This post is written by Joanne Yatvin, NCTE’s P12 policy analyst for Oregon.
At the elementary school where I was a student in the 1940s, teachers were very reserved. They delivered instruction, discipline, and grades, but they rarely interacted personally with any of their students.
The only teacher who ever got close to me was our school librarian, Miss Lehlbach. Although she, too, was reserved when teaching a class, she did give special attention to a few students, and I was one of them. When I was a 5th grader she appointed me to her “library helpers,” an elite group that worked after school to check out books, sort the books returned, and tidy up the library. But she also made an effort to know me as a person and helped me whenever I couldn’t locate the reference book I needed or was roaming the fiction stacks trying to find something good to read for pleasure. She came to know the kinds of fiction I liked and also what new ones would appeal to me. At times she also led me to some higher-level books she thought I was ready for.

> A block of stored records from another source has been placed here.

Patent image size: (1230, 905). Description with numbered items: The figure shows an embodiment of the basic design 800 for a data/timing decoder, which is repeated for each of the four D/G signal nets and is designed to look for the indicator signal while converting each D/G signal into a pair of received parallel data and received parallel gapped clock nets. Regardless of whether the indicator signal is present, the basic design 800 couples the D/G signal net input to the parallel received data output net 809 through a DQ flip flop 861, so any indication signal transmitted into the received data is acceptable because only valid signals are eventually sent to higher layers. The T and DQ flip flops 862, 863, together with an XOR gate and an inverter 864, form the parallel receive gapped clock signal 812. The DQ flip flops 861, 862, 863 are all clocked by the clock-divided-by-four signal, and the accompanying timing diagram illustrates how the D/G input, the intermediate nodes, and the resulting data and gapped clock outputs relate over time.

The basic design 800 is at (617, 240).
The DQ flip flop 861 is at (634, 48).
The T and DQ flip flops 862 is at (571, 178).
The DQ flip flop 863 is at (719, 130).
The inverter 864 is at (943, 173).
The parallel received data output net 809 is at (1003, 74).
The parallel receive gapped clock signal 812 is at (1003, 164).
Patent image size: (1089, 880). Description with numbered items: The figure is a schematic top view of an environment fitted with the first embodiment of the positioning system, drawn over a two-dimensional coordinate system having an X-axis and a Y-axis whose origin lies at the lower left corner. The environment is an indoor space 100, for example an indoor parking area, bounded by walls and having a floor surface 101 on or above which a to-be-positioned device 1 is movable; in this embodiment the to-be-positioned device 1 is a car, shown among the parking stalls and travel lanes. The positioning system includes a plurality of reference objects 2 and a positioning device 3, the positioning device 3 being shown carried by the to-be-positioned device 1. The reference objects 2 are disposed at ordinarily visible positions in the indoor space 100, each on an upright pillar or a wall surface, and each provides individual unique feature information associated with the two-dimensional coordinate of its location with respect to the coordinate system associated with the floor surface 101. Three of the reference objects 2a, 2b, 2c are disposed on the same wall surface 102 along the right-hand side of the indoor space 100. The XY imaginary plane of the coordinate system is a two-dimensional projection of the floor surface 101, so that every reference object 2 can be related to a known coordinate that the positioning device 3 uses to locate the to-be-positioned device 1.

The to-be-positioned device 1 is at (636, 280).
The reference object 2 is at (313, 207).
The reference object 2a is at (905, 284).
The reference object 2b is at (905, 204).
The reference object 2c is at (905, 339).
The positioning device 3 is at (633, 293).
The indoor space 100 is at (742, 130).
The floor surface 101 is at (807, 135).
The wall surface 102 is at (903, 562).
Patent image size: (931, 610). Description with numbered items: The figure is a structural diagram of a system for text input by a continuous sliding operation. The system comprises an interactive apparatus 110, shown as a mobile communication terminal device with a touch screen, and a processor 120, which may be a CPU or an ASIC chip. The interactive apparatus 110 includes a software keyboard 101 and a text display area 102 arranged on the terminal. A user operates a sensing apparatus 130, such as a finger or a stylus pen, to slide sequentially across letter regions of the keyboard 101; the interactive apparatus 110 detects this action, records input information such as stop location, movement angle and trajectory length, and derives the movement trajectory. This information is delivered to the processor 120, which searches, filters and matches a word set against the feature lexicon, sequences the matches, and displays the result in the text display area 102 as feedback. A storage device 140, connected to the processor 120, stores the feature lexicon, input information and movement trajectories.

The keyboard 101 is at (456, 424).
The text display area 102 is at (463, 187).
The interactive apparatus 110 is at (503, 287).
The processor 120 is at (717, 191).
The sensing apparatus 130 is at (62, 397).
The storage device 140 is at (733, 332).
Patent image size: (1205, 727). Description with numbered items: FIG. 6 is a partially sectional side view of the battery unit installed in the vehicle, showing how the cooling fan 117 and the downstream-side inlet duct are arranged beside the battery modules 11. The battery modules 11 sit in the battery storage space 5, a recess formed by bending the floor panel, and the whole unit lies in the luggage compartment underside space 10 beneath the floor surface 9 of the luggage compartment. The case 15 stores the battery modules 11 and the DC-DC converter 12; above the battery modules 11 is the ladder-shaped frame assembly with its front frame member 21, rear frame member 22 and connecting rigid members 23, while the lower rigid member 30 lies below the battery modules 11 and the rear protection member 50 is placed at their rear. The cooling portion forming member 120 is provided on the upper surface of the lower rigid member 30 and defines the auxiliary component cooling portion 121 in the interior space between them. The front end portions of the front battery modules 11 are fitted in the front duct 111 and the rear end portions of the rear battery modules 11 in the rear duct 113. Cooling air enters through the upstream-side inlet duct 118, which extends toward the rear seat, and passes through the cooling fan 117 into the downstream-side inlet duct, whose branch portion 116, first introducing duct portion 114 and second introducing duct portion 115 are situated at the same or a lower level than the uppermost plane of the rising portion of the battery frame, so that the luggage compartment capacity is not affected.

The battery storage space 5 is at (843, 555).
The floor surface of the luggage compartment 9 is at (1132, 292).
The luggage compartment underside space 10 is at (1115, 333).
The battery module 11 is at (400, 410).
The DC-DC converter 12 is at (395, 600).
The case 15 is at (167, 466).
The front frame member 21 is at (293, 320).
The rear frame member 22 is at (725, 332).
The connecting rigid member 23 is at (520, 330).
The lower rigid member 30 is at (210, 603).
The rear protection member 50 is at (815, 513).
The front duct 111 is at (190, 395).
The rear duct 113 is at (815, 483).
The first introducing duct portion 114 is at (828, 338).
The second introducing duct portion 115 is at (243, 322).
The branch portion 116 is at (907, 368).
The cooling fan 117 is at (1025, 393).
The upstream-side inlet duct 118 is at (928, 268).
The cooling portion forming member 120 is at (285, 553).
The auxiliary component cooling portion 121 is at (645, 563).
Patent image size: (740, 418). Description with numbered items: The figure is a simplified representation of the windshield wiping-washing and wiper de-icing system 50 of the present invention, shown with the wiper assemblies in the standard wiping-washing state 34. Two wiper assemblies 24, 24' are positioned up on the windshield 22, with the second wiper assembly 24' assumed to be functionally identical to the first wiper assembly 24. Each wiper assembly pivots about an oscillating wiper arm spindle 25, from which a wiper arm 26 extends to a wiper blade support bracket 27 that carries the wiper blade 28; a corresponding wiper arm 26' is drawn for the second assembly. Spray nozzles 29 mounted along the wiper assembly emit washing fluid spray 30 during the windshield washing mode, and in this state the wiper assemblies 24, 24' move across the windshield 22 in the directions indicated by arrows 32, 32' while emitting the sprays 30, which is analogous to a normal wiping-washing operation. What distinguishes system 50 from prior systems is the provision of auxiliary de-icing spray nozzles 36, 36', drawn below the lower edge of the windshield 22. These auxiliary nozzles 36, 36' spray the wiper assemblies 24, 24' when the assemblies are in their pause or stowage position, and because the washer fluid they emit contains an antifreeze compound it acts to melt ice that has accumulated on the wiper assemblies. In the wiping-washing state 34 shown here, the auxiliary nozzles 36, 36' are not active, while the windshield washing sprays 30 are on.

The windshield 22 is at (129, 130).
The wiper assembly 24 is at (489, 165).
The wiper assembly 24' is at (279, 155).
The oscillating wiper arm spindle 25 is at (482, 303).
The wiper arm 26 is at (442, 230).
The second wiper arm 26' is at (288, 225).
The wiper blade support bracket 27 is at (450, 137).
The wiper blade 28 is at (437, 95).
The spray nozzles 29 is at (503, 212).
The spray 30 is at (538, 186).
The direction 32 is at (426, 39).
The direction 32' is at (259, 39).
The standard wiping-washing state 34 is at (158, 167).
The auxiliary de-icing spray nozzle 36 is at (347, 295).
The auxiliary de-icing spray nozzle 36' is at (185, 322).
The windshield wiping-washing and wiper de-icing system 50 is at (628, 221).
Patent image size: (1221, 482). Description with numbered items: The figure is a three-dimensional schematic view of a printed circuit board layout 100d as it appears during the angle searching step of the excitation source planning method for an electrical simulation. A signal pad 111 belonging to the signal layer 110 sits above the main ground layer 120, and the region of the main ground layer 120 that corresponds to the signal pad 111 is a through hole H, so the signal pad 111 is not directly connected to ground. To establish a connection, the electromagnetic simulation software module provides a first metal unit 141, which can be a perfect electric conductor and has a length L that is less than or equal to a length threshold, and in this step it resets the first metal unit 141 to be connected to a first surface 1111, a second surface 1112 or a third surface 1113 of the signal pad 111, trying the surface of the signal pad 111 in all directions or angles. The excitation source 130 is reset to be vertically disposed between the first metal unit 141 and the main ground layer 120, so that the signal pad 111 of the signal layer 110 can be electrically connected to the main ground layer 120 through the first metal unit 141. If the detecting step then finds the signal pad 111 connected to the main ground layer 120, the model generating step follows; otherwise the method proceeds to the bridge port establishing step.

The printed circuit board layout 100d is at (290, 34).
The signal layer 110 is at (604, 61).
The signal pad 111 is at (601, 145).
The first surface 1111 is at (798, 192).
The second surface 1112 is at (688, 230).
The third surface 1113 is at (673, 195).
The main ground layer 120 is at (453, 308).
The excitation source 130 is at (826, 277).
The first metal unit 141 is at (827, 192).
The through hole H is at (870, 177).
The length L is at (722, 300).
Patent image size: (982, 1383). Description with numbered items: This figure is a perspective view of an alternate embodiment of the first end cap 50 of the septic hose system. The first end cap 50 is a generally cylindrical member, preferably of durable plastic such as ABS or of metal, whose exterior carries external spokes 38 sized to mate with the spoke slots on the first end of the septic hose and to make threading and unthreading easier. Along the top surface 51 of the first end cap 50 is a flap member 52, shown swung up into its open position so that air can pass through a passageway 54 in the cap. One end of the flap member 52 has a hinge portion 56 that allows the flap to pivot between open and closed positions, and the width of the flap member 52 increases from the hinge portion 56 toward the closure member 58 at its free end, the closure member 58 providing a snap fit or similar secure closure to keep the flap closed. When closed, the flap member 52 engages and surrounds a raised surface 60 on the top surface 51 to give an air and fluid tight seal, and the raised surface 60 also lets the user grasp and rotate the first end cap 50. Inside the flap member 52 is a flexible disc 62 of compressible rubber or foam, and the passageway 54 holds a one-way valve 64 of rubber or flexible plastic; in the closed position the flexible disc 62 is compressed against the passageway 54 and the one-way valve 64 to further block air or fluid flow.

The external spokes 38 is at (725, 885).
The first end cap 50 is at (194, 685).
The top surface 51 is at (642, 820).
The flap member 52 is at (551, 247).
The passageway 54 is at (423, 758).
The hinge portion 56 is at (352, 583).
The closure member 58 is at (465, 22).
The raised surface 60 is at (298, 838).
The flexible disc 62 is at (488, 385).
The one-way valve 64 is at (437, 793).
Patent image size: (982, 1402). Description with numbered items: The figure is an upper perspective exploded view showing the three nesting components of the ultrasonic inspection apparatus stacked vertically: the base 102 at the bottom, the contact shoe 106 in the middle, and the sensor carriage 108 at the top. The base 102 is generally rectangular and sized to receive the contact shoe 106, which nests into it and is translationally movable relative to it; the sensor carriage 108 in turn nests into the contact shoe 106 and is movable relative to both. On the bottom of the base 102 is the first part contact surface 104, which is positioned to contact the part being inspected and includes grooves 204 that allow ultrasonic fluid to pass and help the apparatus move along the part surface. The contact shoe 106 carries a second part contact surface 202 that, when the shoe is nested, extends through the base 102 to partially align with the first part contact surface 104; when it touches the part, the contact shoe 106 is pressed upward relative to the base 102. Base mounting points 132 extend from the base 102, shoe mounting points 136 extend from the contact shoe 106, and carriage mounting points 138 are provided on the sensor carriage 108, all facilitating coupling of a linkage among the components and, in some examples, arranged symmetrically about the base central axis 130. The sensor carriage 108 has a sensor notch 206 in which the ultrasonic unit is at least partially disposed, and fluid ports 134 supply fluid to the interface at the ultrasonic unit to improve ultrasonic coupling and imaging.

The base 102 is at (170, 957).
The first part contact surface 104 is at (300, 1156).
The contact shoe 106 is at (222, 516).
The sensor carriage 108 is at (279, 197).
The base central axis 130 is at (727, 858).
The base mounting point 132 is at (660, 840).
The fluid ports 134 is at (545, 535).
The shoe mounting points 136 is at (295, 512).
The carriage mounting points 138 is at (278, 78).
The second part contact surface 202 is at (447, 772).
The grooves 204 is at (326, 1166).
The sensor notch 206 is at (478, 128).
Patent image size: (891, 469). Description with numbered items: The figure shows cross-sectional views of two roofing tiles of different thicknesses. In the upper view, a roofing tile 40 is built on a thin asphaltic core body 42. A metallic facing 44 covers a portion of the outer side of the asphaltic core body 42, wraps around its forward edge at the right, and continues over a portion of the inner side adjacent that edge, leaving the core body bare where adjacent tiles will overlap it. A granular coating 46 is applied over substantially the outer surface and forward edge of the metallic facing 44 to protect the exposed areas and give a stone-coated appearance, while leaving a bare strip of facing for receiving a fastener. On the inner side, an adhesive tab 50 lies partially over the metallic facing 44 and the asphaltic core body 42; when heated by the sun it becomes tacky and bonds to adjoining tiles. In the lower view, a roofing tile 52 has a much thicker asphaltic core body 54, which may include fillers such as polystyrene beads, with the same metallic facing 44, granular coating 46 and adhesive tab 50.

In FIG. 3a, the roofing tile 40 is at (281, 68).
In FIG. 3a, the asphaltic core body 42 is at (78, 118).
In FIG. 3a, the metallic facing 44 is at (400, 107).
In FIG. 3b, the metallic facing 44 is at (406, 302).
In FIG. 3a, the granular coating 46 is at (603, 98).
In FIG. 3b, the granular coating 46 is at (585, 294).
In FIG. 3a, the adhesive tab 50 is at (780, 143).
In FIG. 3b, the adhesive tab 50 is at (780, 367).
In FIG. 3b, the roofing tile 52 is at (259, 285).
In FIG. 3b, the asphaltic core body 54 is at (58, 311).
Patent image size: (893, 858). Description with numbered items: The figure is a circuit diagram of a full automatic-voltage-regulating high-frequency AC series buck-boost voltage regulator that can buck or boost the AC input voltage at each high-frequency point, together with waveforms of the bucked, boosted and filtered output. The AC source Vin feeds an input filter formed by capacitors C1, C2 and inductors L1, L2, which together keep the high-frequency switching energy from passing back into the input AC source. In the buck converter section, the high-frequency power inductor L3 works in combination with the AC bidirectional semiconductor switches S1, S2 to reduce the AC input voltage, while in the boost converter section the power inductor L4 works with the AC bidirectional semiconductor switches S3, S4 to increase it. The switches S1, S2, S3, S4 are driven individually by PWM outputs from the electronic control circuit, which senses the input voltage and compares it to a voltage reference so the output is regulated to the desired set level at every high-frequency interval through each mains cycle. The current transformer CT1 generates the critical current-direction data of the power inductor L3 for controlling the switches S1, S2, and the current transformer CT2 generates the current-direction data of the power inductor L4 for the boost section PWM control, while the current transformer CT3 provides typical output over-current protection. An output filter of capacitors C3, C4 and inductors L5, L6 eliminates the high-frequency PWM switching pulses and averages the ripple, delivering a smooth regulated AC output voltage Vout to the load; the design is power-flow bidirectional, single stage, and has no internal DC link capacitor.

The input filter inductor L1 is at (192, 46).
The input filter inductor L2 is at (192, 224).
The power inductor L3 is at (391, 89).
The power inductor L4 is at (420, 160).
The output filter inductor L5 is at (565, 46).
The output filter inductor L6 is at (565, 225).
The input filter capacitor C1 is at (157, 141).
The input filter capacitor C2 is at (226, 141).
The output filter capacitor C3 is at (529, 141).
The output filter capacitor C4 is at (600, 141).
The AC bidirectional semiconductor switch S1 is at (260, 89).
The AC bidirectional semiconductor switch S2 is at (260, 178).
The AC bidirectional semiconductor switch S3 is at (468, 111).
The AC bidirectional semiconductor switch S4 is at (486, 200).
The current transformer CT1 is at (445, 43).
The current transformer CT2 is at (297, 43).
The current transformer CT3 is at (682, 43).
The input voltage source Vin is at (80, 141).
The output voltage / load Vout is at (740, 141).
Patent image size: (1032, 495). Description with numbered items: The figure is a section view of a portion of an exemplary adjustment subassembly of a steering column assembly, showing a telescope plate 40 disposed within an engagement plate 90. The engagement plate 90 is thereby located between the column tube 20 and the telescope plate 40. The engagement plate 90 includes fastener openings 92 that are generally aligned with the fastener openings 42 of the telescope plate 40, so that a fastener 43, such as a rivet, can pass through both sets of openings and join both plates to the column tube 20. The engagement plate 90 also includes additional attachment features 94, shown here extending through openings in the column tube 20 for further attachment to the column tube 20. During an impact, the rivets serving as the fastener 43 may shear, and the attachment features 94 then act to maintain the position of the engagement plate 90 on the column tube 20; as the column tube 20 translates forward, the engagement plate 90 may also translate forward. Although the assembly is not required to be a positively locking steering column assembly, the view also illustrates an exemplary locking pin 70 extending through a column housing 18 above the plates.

Still, the best thing Miss Lehlbach did for me and the other members of the library helpers was to introduce us to a world of sophisticated humor in songs, games, and recitations. When it was time to close the library each afternoon, she would shut the door and pull down the shades, creating a private place for us to have fun. Then she would lead us in the “Elephant Dance” and its song. Following her, we would climb up on the library chairs and dance across the tables while singing and holding our hands on the shoulders of the person in front of us. Each time we finished a round, the last person in line would call on someone new to join us, and we would repeat the song. I still remember both the dance and the song and am pleased to demonstrate them to friends and family whenever an occasion arises. Here, for your information, are the words to the elephant song:
One elephant went out to play
All on a spider’s web one day
He thought it such
He called for another elephant to come.
At other times Miss Lehlbach would sit down with a small group and teach us a humorous recitation. The ones I remember best and can still recite are “Toity Poiple Blackboids” (Thirty Purple Blackbirds) and a piece about an expert duelist who was challenged by a long line of brothers that he then defeated one by one. The events of the story were repeated over and over until the reciter felt he had done enough. Then he would change the words of a challenger from “ He was my brother, Sir. We must fight” to “He was no relation to me.” That was the end of the recitation.
What I also remember about Miss Lehlbach was that she was available to read and comment on poems I had written and listen to my ideas for new math logarithms. None of the things I thought of were really new, but because they excited me, she listened quietly and complimented my thinking.
Only once in all the years I knew her did Miss Lehlback scold me. It happened when I was working as a library helper after school, sitting at a desk and checking out books to students. The job was so simple and repetitive that I had gotten careless and was ready to hand over a book without stamping the library card. Seeing what I was doing, Miss Lehlbach hurried over, grabbed the book from my hands, and read me the riot act. Of course my feelings were hurt by such a public humiliation, but I soon got over it. I realized that she was just doing her job, but I hadn’t been doing mine. Neither of us ever mentioned the incident again.
I stayed in that school building through the middle school grades, and Miss Lehlbach continued to be my mentor and my friend.
Over her 45 year career Joanne Yatvin was a teacher of almost all grades 1-12, an elementary and middle school principal, and a member of The National Reading Panel. Since retiring she has done independent research in high poverty schools, written three books for teachers, and served as president of NCTE.